Chegaste trêmulo, fronte baixa,... Abraham Cezar
Chegaste trêmulo, fronte baixa,
carregando o riso gasto dos que imploram lugar.
Havia em ti um vazio tão ruidoso
que parecia mendigar palavras antes mesmo de falá-las.
Ofereci-te o que tinhas por hábito comprar:
presença.
Te dei portas, nomes, rostos,
e a cidade — ainda estranha para mim —
fui eu quem plantou aos teus pés.
Tu, que pagavas atenção como se fosse imposto,
ganhaste caminhos sem custo,
ganhaste gente,
ganhaste voz.
E cada ganho teu custou um pouco da minha.
Mas a criatura que ergui com cuidado
aprendeu rápido o truque da ingratidão.
Viraste o rosto, torceste o gesto,
inventaste razões onde só havia dívida.
Foste sombra que aprende a morder quem a carrega.
Foste cálculo frio atrás de sorriso emprestado.

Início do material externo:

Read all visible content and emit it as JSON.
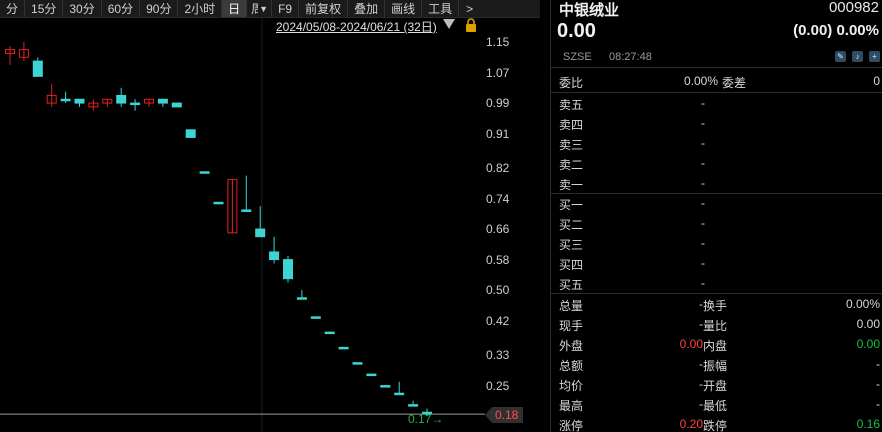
{
  "toolbar": {
    "items": [
      "分",
      "15分",
      "30分",
      "60分",
      "90分",
      "2小时",
      "日",
      "周",
      "F9",
      "前复权",
      "叠加",
      "画线",
      "工具",
      ">"
    ],
    "active": "日"
  },
  "chart": {
    "range_label": "2024/05/08-2024/06/21 (32日)",
    "last_price_tag": "0.18",
    "low_marker": "0.17",
    "colors": {
      "up": "#e02020",
      "down": "#3ed4d4",
      "background": "#000000"
    }
  },
  "chart_data": {
    "type": "candlestick",
    "y_ticks": [
      "1.15",
      "1.07",
      "0.99",
      "0.91",
      "0.82",
      "0.74",
      "0.66",
      "0.58",
      "0.50",
      "0.42",
      "0.33",
      "0.25"
    ],
    "ylim": [
      0.165,
      1.205
    ],
    "candles": [
      {
        "o": 1.12,
        "c": 1.13,
        "h": 1.14,
        "l": 1.09
      },
      {
        "o": 1.11,
        "c": 1.13,
        "h": 1.15,
        "l": 1.1
      },
      {
        "o": 1.1,
        "c": 1.06,
        "h": 1.11,
        "l": 1.06
      },
      {
        "o": 0.99,
        "c": 1.01,
        "h": 1.04,
        "l": 0.98
      },
      {
        "o": 1.0,
        "c": 1.0,
        "h": 1.02,
        "l": 0.99
      },
      {
        "o": 1.0,
        "c": 0.99,
        "h": 1.0,
        "l": 0.98
      },
      {
        "o": 0.98,
        "c": 0.99,
        "h": 1.0,
        "l": 0.97
      },
      {
        "o": 0.99,
        "c": 1.0,
        "h": 1.0,
        "l": 0.98
      },
      {
        "o": 1.01,
        "c": 0.99,
        "h": 1.03,
        "l": 0.98
      },
      {
        "o": 0.99,
        "c": 0.99,
        "h": 1.0,
        "l": 0.97
      },
      {
        "o": 0.99,
        "c": 1.0,
        "h": 1.0,
        "l": 0.98
      },
      {
        "o": 1.0,
        "c": 0.99,
        "h": 1.0,
        "l": 0.98
      },
      {
        "o": 0.99,
        "c": 0.98,
        "h": 0.99,
        "l": 0.98
      },
      {
        "o": 0.92,
        "c": 0.9,
        "h": 0.92,
        "l": 0.9
      },
      {
        "o": 0.81,
        "c": 0.81,
        "h": 0.81,
        "l": 0.81
      },
      {
        "o": 0.73,
        "c": 0.73,
        "h": 0.73,
        "l": 0.73
      },
      {
        "o": 0.65,
        "c": 0.79,
        "h": 0.79,
        "l": 0.65
      },
      {
        "o": 0.71,
        "c": 0.71,
        "h": 0.8,
        "l": 0.71
      },
      {
        "o": 0.66,
        "c": 0.64,
        "h": 0.72,
        "l": 0.64
      },
      {
        "o": 0.6,
        "c": 0.58,
        "h": 0.64,
        "l": 0.57
      },
      {
        "o": 0.58,
        "c": 0.53,
        "h": 0.59,
        "l": 0.52
      },
      {
        "o": 0.48,
        "c": 0.48,
        "h": 0.5,
        "l": 0.48
      },
      {
        "o": 0.43,
        "c": 0.43,
        "h": 0.43,
        "l": 0.43
      },
      {
        "o": 0.39,
        "c": 0.39,
        "h": 0.39,
        "l": 0.39
      },
      {
        "o": 0.35,
        "c": 0.35,
        "h": 0.35,
        "l": 0.35
      },
      {
        "o": 0.31,
        "c": 0.31,
        "h": 0.31,
        "l": 0.31
      },
      {
        "o": 0.28,
        "c": 0.28,
        "h": 0.28,
        "l": 0.28
      },
      {
        "o": 0.25,
        "c": 0.25,
        "h": 0.25,
        "l": 0.25
      },
      {
        "o": 0.23,
        "c": 0.23,
        "h": 0.26,
        "l": 0.23
      },
      {
        "o": 0.2,
        "c": 0.2,
        "h": 0.21,
        "l": 0.2
      },
      {
        "o": 0.18,
        "c": 0.18,
        "h": 0.19,
        "l": 0.17
      }
    ]
  },
  "quote": {
    "name": "中银绒业",
    "code": "000982",
    "price": "0.00",
    "change": "(0.00)",
    "change_pct": "0.00%",
    "exchange": "SZSE",
    "time": "08:27:48",
    "weibi_label": "委比",
    "weibi_value": "0.00%",
    "weicha_label": "委差",
    "weicha_value": "0",
    "asks": [
      {
        "label": "卖五",
        "value": "-"
      },
      {
        "label": "卖四",
        "value": "-"
      },
      {
        "label": "卖三",
        "value": "-"
      },
      {
        "label": "卖二",
        "value": "-"
      },
      {
        "label": "卖一",
        "value": "-"
      }
    ],
    "bids": [
      {
        "label": "买一",
        "value": "-"
      },
      {
        "label": "买二",
        "value": "-"
      },
      {
        "label": "买三",
        "value": "-"
      },
      {
        "label": "买四",
        "value": "-"
      },
      {
        "label": "买五",
        "value": "-"
      }
    ],
    "stats": [
      {
        "l1": "总量",
        "v1": "-",
        "l2": "换手",
        "v2": "0.00%"
      },
      {
        "l1": "现手",
        "v1": "-",
        "l2": "量比",
        "v2": "0.00"
      },
      {
        "l1": "外盘",
        "v1": "0.00",
        "l2": "内盘",
        "v2": "0.00"
      },
      {
        "l1": "总额",
        "v1": "-",
        "l2": "振幅",
        "v2": "-"
      },
      {
        "l1": "均价",
        "v1": "-",
        "l2": "开盘",
        "v2": "-"
      },
      {
        "l1": "最高",
        "v1": "-",
        "l2": "最低",
        "v2": "-"
      },
      {
        "l1": "涨停",
        "v1": "0.20",
        "l2": "跌停",
        "v2": "0.16"
      }
    ]
  }
}
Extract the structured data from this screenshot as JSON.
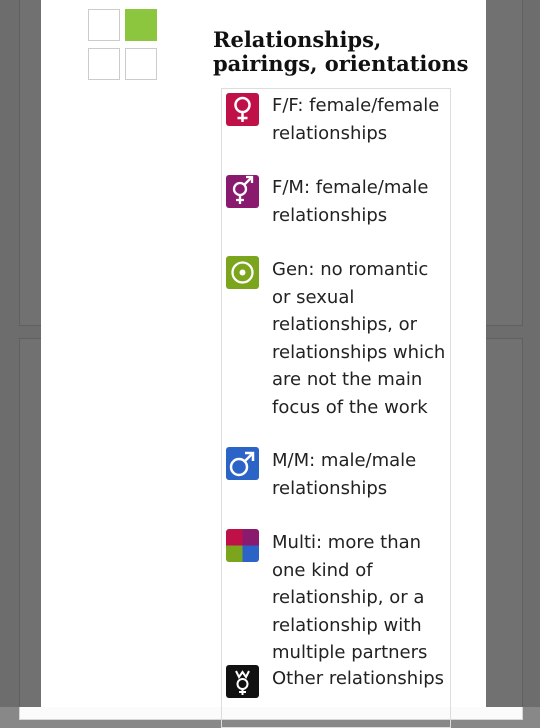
{
  "modal": {
    "title": "Relationships, pairings, orientations"
  },
  "relationships": [
    {
      "icon": "female-female-icon",
      "label": "F/F: female/female relationships",
      "color": "#c01048"
    },
    {
      "icon": "female-male-icon",
      "label": "F/M: female/male relationships",
      "color": "#8a1a6e"
    },
    {
      "icon": "gen-icon",
      "label": "Gen: no romantic or sexual relationships, or relationships which are not the main focus of the work",
      "color": "#7aa51c"
    },
    {
      "icon": "male-male-icon",
      "label": "M/M: male/male relationships",
      "color": "#2b63c6"
    },
    {
      "icon": "multi-icon",
      "label": "Multi: more than one kind of relationship, or a relationship with multiple partners",
      "color": "#8a1a6e"
    },
    {
      "icon": "other-icon",
      "label": "Other relationships",
      "color": "#111111"
    }
  ]
}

Foste o erro que só se revela
quando a noite cai sem aviso e mostra o que sobrou de nós.
E o que sobrou?
Um rastro áspero, uma memória que fere sem metáfora,
um eco que me chama por um nome que já não reconheço.
Covarde, sim
porque escolheste atacar quem te deu chão.
Injusto, também
porque cuspiste no gesto que te fez caber no mundo.
Hoje, quando penso em ti, não penso em pessoa,
mas em fenômeno:
um colapso pequeno, íntimo,
capaz de ruir confiança com precisão cirúrgica.
Ainda assim, não te odeio.
Seria afeto demais.
Apenas te arquivo
no lugar das coisas que jamais devolvem o que tomam.
E fecho este capítulo sabendo:
não foste amor, nem amizade, nem queda.
Foste ilusão
e eu, a última testemunha do truque.
Poema: Não te odeio, seria afeto demais.